Surgery for lumbar spinal stenosis is common. Understanding the associated complications is crucial for patient discussion. It is also important for audit and quality improvement purposes as our patient population ages and different surgical approaches are adopted [5]. Alongside surgical advances, it is our responsibility as surgeons to advance our methods for measuring patient outcomes. These outcomes must include clinical events as well as measures relevant to patient experiences. Increasingly, patient-reported outcomes form a core part of outcome assessment [2, 4]. Health services can also leverage routine healthcare data and systematic patient-reported outcomes to generate the volume and veracity of data to inform clinical management.

In this issue of Acta Neurochirurgica, Alhaug et al. reported data on postoperative complications after surgery for lumbar spinal stenosis in 327 patients using two different methods in Norway [1]. One method used patient-reported outcomes via a prospective registry (NORspine), and another involved reviewing electronic patient records (EPR) to determine complications. Although both methods yielded similar complication rates (NORspine 15.6%, EPR 16%), the combined proportion of patients with a complication was 22.4%. This represented non-overlapping reporting of complications between patients and clinicians. Alhaug et al. showed that patients reported more micturition problems and urinary tract infections compared to clinicians.

This study raises some interesting points about quantifying complications. NORspine relied on patients reporting complications. There are participant and reporting biases with this mechanism. However, outcome ascertainment by clinicians reviewing EPR is labour-intensive. Clinicians are only limited to the health records available to them; primary care or hospital records outside the surgical centre may not be available. While both methods have their limitations, results from this study suggest improved data veracity on postoperative complications using overlapping sources and methods.

Findings from this study demonstrate that data from different registries may not be directly comparable. There are several registries set up for spinal surgery, each has its procedures for data ascertainment. These procedures may introduce differential bias if comparisons are made. With the increase in interest and expertise in applied artificial intelligence in healthcare, data harmonisation between these registries can facilitate the best use of data to monitor patient outcomes.

A perspective provided by this study is that clinical information alone may not be the best data source for answering patient-centred research questions. Retrospective studies using routinely collected clinical data are common.
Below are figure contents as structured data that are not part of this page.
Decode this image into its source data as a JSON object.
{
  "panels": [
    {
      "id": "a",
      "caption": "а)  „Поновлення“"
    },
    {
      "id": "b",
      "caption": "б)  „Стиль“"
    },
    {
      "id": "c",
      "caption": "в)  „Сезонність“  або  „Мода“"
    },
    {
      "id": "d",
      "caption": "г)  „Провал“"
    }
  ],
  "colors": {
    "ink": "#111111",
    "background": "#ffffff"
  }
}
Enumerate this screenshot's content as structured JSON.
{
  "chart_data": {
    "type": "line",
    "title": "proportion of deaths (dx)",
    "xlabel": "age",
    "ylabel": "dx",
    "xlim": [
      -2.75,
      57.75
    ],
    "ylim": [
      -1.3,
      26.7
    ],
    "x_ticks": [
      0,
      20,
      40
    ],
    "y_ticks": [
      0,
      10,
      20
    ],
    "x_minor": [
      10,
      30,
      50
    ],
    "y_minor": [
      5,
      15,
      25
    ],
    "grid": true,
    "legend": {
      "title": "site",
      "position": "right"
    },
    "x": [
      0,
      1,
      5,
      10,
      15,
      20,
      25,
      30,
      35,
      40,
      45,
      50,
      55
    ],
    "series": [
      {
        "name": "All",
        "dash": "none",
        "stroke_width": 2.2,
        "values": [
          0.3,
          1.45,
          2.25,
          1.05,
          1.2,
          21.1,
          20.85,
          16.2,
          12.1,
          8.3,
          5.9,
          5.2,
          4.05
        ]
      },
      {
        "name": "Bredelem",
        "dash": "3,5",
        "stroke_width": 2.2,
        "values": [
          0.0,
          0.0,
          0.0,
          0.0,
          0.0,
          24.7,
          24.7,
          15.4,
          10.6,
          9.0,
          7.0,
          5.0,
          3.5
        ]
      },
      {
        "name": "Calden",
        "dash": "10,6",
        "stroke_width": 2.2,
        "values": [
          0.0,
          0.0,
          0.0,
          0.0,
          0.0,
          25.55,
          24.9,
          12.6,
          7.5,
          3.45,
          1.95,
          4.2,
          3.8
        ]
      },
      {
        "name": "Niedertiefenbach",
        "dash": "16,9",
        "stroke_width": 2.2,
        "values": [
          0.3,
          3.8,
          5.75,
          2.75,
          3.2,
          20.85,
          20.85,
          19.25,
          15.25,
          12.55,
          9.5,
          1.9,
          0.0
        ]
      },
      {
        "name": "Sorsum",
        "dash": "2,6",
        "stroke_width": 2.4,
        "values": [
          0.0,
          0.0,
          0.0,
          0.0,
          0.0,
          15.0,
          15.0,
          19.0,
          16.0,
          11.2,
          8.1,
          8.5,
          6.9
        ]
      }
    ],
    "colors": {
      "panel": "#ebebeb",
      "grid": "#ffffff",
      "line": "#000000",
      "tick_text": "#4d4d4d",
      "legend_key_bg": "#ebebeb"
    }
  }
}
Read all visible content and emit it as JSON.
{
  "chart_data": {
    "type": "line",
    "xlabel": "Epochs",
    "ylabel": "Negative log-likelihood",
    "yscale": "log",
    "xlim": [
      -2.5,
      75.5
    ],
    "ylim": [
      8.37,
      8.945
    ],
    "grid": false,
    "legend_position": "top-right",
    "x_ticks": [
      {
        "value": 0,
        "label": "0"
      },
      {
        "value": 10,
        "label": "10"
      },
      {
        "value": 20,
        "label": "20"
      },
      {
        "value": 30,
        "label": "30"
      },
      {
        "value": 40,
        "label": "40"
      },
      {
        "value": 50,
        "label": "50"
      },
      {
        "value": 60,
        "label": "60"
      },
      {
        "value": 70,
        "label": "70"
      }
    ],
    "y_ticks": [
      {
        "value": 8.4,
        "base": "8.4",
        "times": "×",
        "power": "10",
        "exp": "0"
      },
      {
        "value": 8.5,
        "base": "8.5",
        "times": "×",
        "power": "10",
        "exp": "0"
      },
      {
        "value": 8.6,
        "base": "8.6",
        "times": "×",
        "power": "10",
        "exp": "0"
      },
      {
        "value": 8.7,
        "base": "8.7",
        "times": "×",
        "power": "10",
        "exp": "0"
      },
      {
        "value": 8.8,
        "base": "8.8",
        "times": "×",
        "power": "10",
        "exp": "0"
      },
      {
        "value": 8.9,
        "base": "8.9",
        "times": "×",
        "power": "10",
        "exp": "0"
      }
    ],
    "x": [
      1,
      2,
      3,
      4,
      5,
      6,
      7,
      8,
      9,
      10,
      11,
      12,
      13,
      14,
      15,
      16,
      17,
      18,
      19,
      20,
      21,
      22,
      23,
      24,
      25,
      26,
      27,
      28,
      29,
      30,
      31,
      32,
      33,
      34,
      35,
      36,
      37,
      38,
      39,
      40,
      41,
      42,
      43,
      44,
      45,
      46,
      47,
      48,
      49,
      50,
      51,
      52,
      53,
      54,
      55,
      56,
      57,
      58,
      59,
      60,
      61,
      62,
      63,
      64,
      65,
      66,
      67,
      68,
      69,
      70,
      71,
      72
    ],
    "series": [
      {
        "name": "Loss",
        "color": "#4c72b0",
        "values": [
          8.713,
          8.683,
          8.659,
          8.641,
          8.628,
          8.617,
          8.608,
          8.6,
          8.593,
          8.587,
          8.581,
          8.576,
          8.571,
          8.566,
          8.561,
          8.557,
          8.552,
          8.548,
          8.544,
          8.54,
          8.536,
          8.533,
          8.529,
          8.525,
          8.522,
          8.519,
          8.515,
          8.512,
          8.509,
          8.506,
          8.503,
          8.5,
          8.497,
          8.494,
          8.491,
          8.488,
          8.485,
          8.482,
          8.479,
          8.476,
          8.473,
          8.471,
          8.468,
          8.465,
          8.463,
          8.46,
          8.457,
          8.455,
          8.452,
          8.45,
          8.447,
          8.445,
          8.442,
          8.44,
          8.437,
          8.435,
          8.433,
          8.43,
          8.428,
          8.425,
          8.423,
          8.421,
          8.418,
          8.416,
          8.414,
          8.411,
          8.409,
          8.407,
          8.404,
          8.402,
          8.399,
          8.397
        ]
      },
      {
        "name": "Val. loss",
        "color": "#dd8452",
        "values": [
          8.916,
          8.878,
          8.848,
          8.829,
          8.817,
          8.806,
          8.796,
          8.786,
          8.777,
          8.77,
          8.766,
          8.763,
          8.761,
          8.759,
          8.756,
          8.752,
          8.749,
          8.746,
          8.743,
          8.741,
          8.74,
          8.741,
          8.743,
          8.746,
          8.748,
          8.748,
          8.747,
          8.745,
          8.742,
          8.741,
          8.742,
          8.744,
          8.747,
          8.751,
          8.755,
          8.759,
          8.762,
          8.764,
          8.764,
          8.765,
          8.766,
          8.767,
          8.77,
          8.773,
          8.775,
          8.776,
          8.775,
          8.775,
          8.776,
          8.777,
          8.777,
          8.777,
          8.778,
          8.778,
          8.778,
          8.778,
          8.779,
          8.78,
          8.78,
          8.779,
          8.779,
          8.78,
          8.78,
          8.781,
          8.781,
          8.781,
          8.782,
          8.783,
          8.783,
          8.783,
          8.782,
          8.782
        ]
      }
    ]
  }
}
One of the prevalent criticisms of this methodology is that relevant data may not be captured by design. Alhaug et al. provided a real-world example of how data from EPR alone underestimates the prevalence of postoperative micturition problems in patients after surgery for lumbar spinal stenosis [1].
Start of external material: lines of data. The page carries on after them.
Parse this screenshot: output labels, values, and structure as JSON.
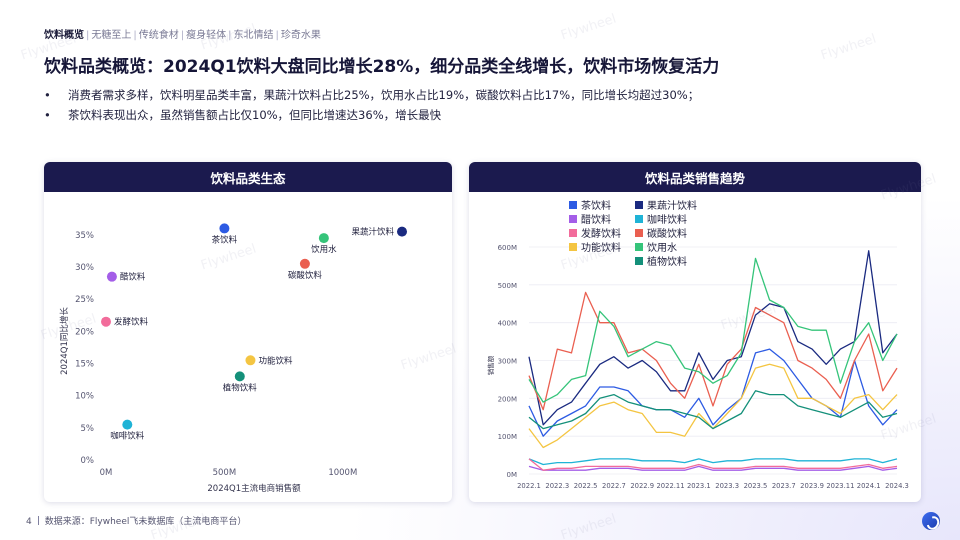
{
  "nav": {
    "active": "饮料概览",
    "items": [
      "无糖至上",
      "传统食材",
      "瘦身轻体",
      "东北情结",
      "珍奇水果"
    ]
  },
  "watermark": "Flywheel",
  "title": "饮料品类概览：2024Q1饮料大盘同比增长28%，细分品类全线增长，饮料市场恢复活力",
  "bullets": [
    "消费者需求多样，饮料明星品类丰富，果蔬汁饮料占比25%，饮用水占比19%，碳酸饮料占比17%，同比增长均超过30%；",
    "茶饮料表现出众，虽然销售额占比仅10%，但同比增速达36%，增长最快"
  ],
  "left_panel": {
    "title": "饮料品类生态"
  },
  "right_panel": {
    "title": "饮料品类销售趋势"
  },
  "footer": {
    "page": "4",
    "source": "数据来源：Flywheel飞未数据库（主流电商平台）"
  },
  "colors": {
    "navy": "#1b1a4e"
  },
  "chart_data": [
    {
      "type": "scatter",
      "title": "",
      "xlabel": "2024Q1主流电商销售额",
      "ylabel": "2024Q1同比增长",
      "xlim": [
        0,
        1250
      ],
      "ylim": [
        0,
        37
      ],
      "x_ticks": [
        {
          "v": 0,
          "label": "0M"
        },
        {
          "v": 500,
          "label": "500M"
        },
        {
          "v": 1000,
          "label": "1000M"
        }
      ],
      "y_ticks": [
        {
          "v": 0,
          "label": "0%"
        },
        {
          "v": 5,
          "label": "5%"
        },
        {
          "v": 10,
          "label": "10%"
        },
        {
          "v": 15,
          "label": "15%"
        },
        {
          "v": 20,
          "label": "20%"
        },
        {
          "v": 25,
          "label": "25%"
        },
        {
          "v": 30,
          "label": "30%"
        },
        {
          "v": 35,
          "label": "35%"
        }
      ],
      "grid": false,
      "points": [
        {
          "name": "茶饮料",
          "x": 500,
          "y": 36,
          "color": "#2d5be3",
          "label_pos": "below"
        },
        {
          "name": "果蔬汁饮料",
          "x": 1250,
          "y": 35.5,
          "color": "#1a2a80",
          "label_pos": "left"
        },
        {
          "name": "饮用水",
          "x": 920,
          "y": 34.5,
          "color": "#35c47a",
          "label_pos": "below"
        },
        {
          "name": "碳酸饮料",
          "x": 840,
          "y": 30.5,
          "color": "#ea5f50",
          "label_pos": "below"
        },
        {
          "name": "醋饮料",
          "x": 25,
          "y": 28.5,
          "color": "#a45ee8",
          "label_pos": "right"
        },
        {
          "name": "发酵饮料",
          "x": 0,
          "y": 21.5,
          "color": "#f26c9b",
          "label_pos": "right"
        },
        {
          "name": "功能饮料",
          "x": 610,
          "y": 15.5,
          "color": "#f4c542",
          "label_pos": "right"
        },
        {
          "name": "植物饮料",
          "x": 565,
          "y": 13,
          "color": "#14907a",
          "label_pos": "below"
        },
        {
          "name": "咖啡饮料",
          "x": 90,
          "y": 5.5,
          "color": "#1fb3d6",
          "label_pos": "below"
        }
      ]
    },
    {
      "type": "line",
      "title": "",
      "xlabel": "",
      "ylabel": "销售额",
      "ylim": [
        0,
        600
      ],
      "y_ticks": [
        {
          "v": 0,
          "label": "0M"
        },
        {
          "v": 100,
          "label": "100M"
        },
        {
          "v": 200,
          "label": "200M"
        },
        {
          "v": 300,
          "label": "300M"
        },
        {
          "v": 400,
          "label": "400M"
        },
        {
          "v": 500,
          "label": "500M"
        },
        {
          "v": 600,
          "label": "600M"
        }
      ],
      "x": [
        "2022.1",
        "2022.2",
        "2022.3",
        "2022.4",
        "2022.5",
        "2022.6",
        "2022.7",
        "2022.8",
        "2022.9",
        "2022.10",
        "2022.11",
        "2022.12",
        "2023.1",
        "2023.2",
        "2023.3",
        "2023.4",
        "2023.5",
        "2023.6",
        "2023.7",
        "2023.8",
        "2023.9",
        "2023.10",
        "2023.11",
        "2023.12",
        "2024.1",
        "2024.2",
        "2024.3"
      ],
      "x_ticks": [
        "2022.1",
        "2022.3",
        "2022.5",
        "2022.7",
        "2022.9",
        "2022.11",
        "2023.1",
        "2023.3",
        "2023.5",
        "2023.7",
        "2023.9",
        "2023.11",
        "2024.1",
        "2024.3"
      ],
      "legend_position": "top",
      "series": [
        {
          "name": "茶饮料",
          "color": "#2d5be3",
          "values": [
            180,
            100,
            140,
            160,
            180,
            230,
            230,
            220,
            180,
            170,
            170,
            150,
            200,
            130,
            170,
            200,
            320,
            330,
            300,
            250,
            200,
            180,
            150,
            300,
            180,
            130,
            170
          ]
        },
        {
          "name": "果蔬汁饮料",
          "color": "#1a2a80",
          "values": [
            310,
            130,
            170,
            190,
            240,
            290,
            310,
            280,
            300,
            270,
            220,
            220,
            320,
            250,
            300,
            310,
            420,
            450,
            440,
            350,
            330,
            290,
            330,
            350,
            590,
            320,
            370
          ]
        },
        {
          "name": "醋饮料",
          "color": "#a45ee8",
          "values": [
            20,
            10,
            10,
            10,
            10,
            15,
            15,
            15,
            10,
            10,
            10,
            10,
            20,
            10,
            10,
            10,
            15,
            15,
            15,
            10,
            10,
            10,
            10,
            15,
            20,
            10,
            15
          ]
        },
        {
          "name": "咖啡饮料",
          "color": "#1fb3d6",
          "values": [
            40,
            25,
            30,
            30,
            35,
            40,
            40,
            40,
            35,
            35,
            35,
            30,
            40,
            30,
            35,
            35,
            40,
            40,
            40,
            35,
            35,
            35,
            35,
            40,
            40,
            30,
            40
          ]
        },
        {
          "name": "发酵饮料",
          "color": "#f26c9b",
          "values": [
            40,
            10,
            15,
            15,
            20,
            20,
            20,
            20,
            15,
            15,
            15,
            15,
            25,
            15,
            15,
            15,
            20,
            20,
            20,
            15,
            15,
            15,
            15,
            20,
            25,
            15,
            20
          ]
        },
        {
          "name": "碳酸饮料",
          "color": "#ea5f50",
          "values": [
            260,
            170,
            330,
            320,
            480,
            400,
            400,
            320,
            330,
            300,
            240,
            200,
            290,
            180,
            290,
            330,
            440,
            420,
            400,
            300,
            280,
            250,
            200,
            300,
            370,
            220,
            280
          ]
        },
        {
          "name": "功能饮料",
          "color": "#f4c542",
          "values": [
            120,
            70,
            90,
            120,
            150,
            180,
            190,
            170,
            160,
            110,
            110,
            100,
            160,
            120,
            160,
            200,
            280,
            290,
            280,
            200,
            200,
            180,
            160,
            200,
            210,
            170,
            210
          ]
        },
        {
          "name": "饮用水",
          "color": "#35c47a",
          "values": [
            250,
            190,
            210,
            250,
            260,
            430,
            390,
            310,
            330,
            350,
            340,
            280,
            270,
            240,
            260,
            320,
            570,
            460,
            440,
            390,
            380,
            380,
            240,
            350,
            400,
            300,
            370
          ]
        },
        {
          "name": "植物饮料",
          "color": "#14907a",
          "values": [
            150,
            120,
            130,
            140,
            160,
            200,
            210,
            190,
            180,
            170,
            170,
            160,
            150,
            120,
            140,
            160,
            220,
            210,
            210,
            180,
            170,
            160,
            150,
            170,
            190,
            150,
            160
          ]
        }
      ]
    }
  ]
}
The difference between patient- and clinician-reported data is known and shown in our study of cauda equina syndrome [7]. For research studies addressing clinical questions about the association between an intervention and outcome, specific patient-reported outcomes must be obtained with a high response rate. Preparedness of registry data for real-world analyses can be enhanced with the integration of patient-reported outcomes, such as that in Alhaug et al.’s study. The practicality of minimising attrition and availability bias is an important area of optimisation.
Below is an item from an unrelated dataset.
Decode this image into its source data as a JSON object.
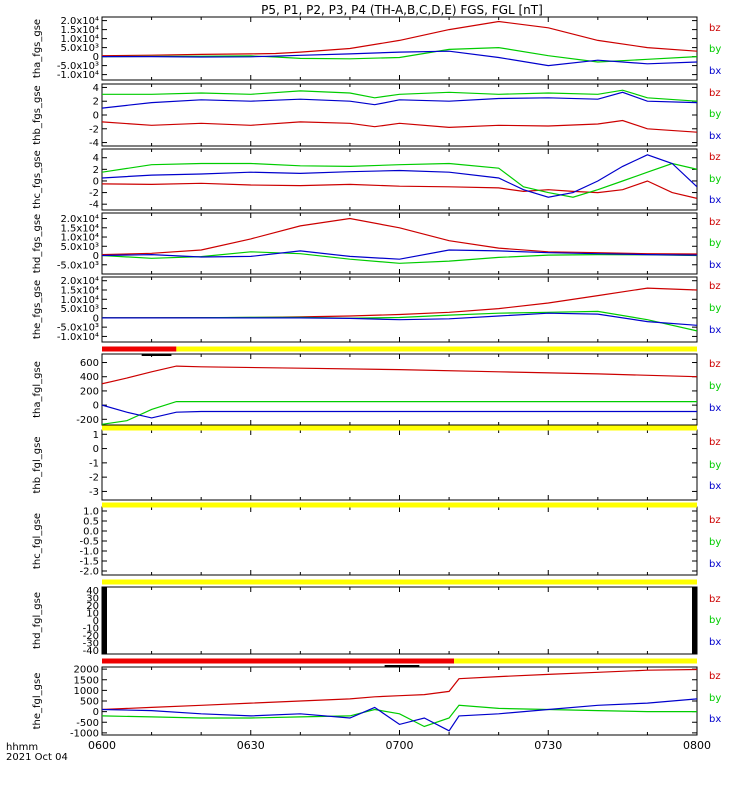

Following our editorial on using routine healthcare data for postoperative adverse events [6], it is clear that our community continues to be interested in finding the best way of obtaining data [8]. The efforts towards consistent and comparable data-capturing methods will continue. Success in these efforts requires teams of surgeons, epidemiologists, data scientists, computer scientists, health informaticians, and patient representatives. Alhaug et al.’s study provides a helpful contribution to the understanding of mechanisms to capture clinical information [1]; and supports the use of overlapping data sources for quantifying postoperative complications after spinal surgery.